女の子の瞳はネックレスについているビー玉と同じくらい輝いている。
「きれーっ」
僕のネックレスをジーッと見つめるその子の横顔はキラキラしていた。
「これ、キミの?」
「…………うん、まぁ。おばあちゃんがくれたの」
おばあちゃん、その単語を口にすると心が黒くなったかのようにどんよりした。
………やっぱりさみしいよ。
女の子は感心したように目を見開いた。
「へぇぇぇ! 優しいおばあちゃんだね」
…………!
「うん! そうなの! すっごく優しいんだ」
僕は嬉しくなった。
おばあちゃんは僕の自慢なんだ。僕にはおばあちゃんしか自慢できることがないから、おばあちゃんが褒められるってことは僕を褒めたことと同じだ。

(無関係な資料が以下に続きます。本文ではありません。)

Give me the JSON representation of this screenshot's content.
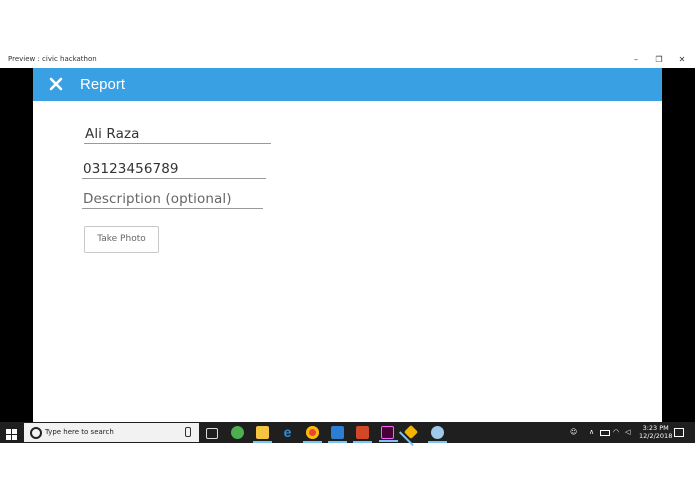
{
  "window": {
    "title": "Preview : civic hackathon",
    "minimize_glyph": "–",
    "restore_glyph": "❐",
    "close_glyph": "✕"
  },
  "header": {
    "title": "Report",
    "close_icon": "close-icon",
    "color": "#3aa0e4"
  },
  "form": {
    "name_value": "Ali Raza",
    "phone_value": "03123456789",
    "description_placeholder": "Description (optional)",
    "take_photo_label": "Take Photo"
  },
  "taskbar": {
    "search_placeholder": "Type here to search",
    "time": "3:23 PM",
    "date": "12/2/2018"
  }
}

「いいなー! あたしにもそんなおばあちゃんが欲しかったなぁ」
「…………キミのおばあちゃんはどういうの?」
「あたしのおばあちゃんはね、すっごく忘れっぽくって、いつもママとあたしの名前を間違うの!」
へぇ、そんなこともあるんだ。
僕のおばあちゃんも忘れっぽかったけど、僕の名前を忘れたりはしなかったな。
「うらやましいな、あたしもそんなふうにおばあちゃんから愛されたいな」
……………愛されてた……………。
僕もおばあちゃんが大好きだ。
「あのさ、これあげるよ」
僕はネックレスを女の子に渡した。
「えっ! いいの!?」
「うん」
僕はネックレスがあったおかげでこの女の子に会えた。
この女の子に会ったおかげでおばあちゃんの大切さがわかった。
おばあちゃんの大切さがわかったことで僕がしなきゃいけないことがわかった。
…………おばあちゃんは僕に最後の助けをくれたんだ。
「僕はもう大丈夫だよ。キミもさみしくなったらこれを見て元気だしてね」
「……………うんっ! ありがとう」
僕は公園を出た。
いつまでもウジウジしてたら、おばあちゃんが悲しむよね!
ありがとう、おばあちゃん!
遠目で見えたネックレスがキラッと輝いた気がした。
連くんの小学生の話!
幼い連くん、書きながらかわいいなぁと思ってました。
いやぁー……………小さい子ってかわいいですよね。ホント、癒しです。